03 November 2021, New York, United States (Virtual) – The United Nations Institute for Training and Research (UNITAR) New York office, in partnership with Columbia Law School, kickstarted the three-event Fall 2021 presentations with Gender Equity in Peacebuilding and the Workplace on Wednesday 3 November. Garnering a total of 110 participants from around the world, the event successfully highlighted the struggles faced by women in the workplace, and how best to combat gender inequality in social settings, focusing on the workspace.
The event started with Mr. Pelayo Alvarez, programme coordinator of UNITAR New York Office introducing the Fall 2021 UNITAR - Columbia Law School Mediation series. Ms. Alex Carter gave an opening statement, which included an overview of the event explaining the impetus for the collaboration between Columbia Law School and UNITAR. Ms. Sophia Han provided a definition of the general terms to be used throughout the session, and emphasized the importance of using inclusive vocabulary, being sensitive, and double-checking pronouns and preferred names. This was followed by an icebreaker where participants were asked to think about the barriers that might hinder full gender equity in negotiation, peacebuilding, and/or conflict resolution. Participants were quick to respond with a number of suggestions, such as culture, racism, ignorance, patriarchy, and discriminatory laws, amongst others.
Mr. Paul Riley, Jr. gave a formal presentation on the Pervasiveness of Gender Bias. In a study conducted across 75 countries, only 14% of women and 10% of men were found to be without gender norms bias. The findings suggest that 90% of men and women who participated in the study held some sort of bias against women. Furthermore, 50% of men and women believe men make better political leaders, and 40% of men and women believe that men make better business leaders, which proves an inherent bias against women across all genders.
Ms. Amaya Contreras Driggs delved into the issue of Women in Negotiations. She explained that when women are involved in the negotiating process, better and more lasting agreements are likely to ensue. Mr. Ben Childress shifted the topic to Women in Self-Advocacy. Studies have shown that societal expectations for men and women are vastly different, and that these expectations impact communication styles. One example is that women have a tendency of saying “we” even when they do all the work on their own, whilst men use “I” even when there is team effort involved. This highlights the issue of the gender gap and self-promotion, and how women are less likely to claim expertise in a particular field. For example, when asked if there were any breastfeeding experts in the room, one man raised his hand, and claimed some expertise due to observing his wife breastfeed their child for three months; women, on the other hand, refused to raise their hands. During self-assessment exercises, women have a tendency to describe themselves less positively out of fear of being seen as “vain” or “self-absorbed”; additionally, women face challenges in speaking up in social settings, they are perceived as either being too loud and aggressive or too shy and quiet.

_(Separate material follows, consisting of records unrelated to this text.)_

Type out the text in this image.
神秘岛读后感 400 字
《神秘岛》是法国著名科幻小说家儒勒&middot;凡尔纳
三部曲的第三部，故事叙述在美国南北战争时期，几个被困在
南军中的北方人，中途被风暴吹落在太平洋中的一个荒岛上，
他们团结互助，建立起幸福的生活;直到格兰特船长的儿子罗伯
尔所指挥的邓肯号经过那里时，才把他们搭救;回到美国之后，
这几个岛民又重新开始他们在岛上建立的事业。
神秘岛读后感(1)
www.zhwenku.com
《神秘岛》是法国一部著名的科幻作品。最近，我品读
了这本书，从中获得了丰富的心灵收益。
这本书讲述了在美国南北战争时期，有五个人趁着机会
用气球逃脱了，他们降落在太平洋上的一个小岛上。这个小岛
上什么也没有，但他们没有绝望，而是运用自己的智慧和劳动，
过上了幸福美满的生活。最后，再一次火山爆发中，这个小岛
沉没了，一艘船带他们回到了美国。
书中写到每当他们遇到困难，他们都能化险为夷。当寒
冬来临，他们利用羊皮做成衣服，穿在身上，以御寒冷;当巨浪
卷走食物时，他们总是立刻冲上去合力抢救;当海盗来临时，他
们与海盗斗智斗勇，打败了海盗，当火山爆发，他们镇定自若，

Ms. Emily Dennan focused on the challenges women face in sharing their thoughts in the workplace, a problem which is even worse for women of colour. During former President Barack Obama's administration, female staff used a strategy known as Amplification. In other words, when a woman made a suggestion during a meeting which was ignored, another woman would step in and repeat what was said to amplify her voice and force the men in the room to acknowledge the contribution, and ensure that they were unable to claim the idea as their own.
Mr. Parker Hasler presented a strategy based on asking Open and Close Ended Questions, because Open Ended Questions place the focus and attention on the other person, whilst Close Ended Questions are more directive. Ms. Daimiris Garcia's strategy involves mirroring, that is, asking questions of onself, having an internal dialogue. It helps to ask the right questions — women need to ask open ended questions to clarify their goals, interests, and emotions, and to solve problems. At the end of the session, participants were directed into breakout rooms to share and exchange their thoughts on the course and its contents. Mr. Marco A. Suazo brought proceedings to a close with a reminder about the upcoming sessions in the series, namely, the Leadership and Self-Awareness Program on Wednesday 17 November 2021, and the Conflict Resolution in the Age of Burnout event on Thursday 2 December 2021. Participants who complete the series will receive a certificate.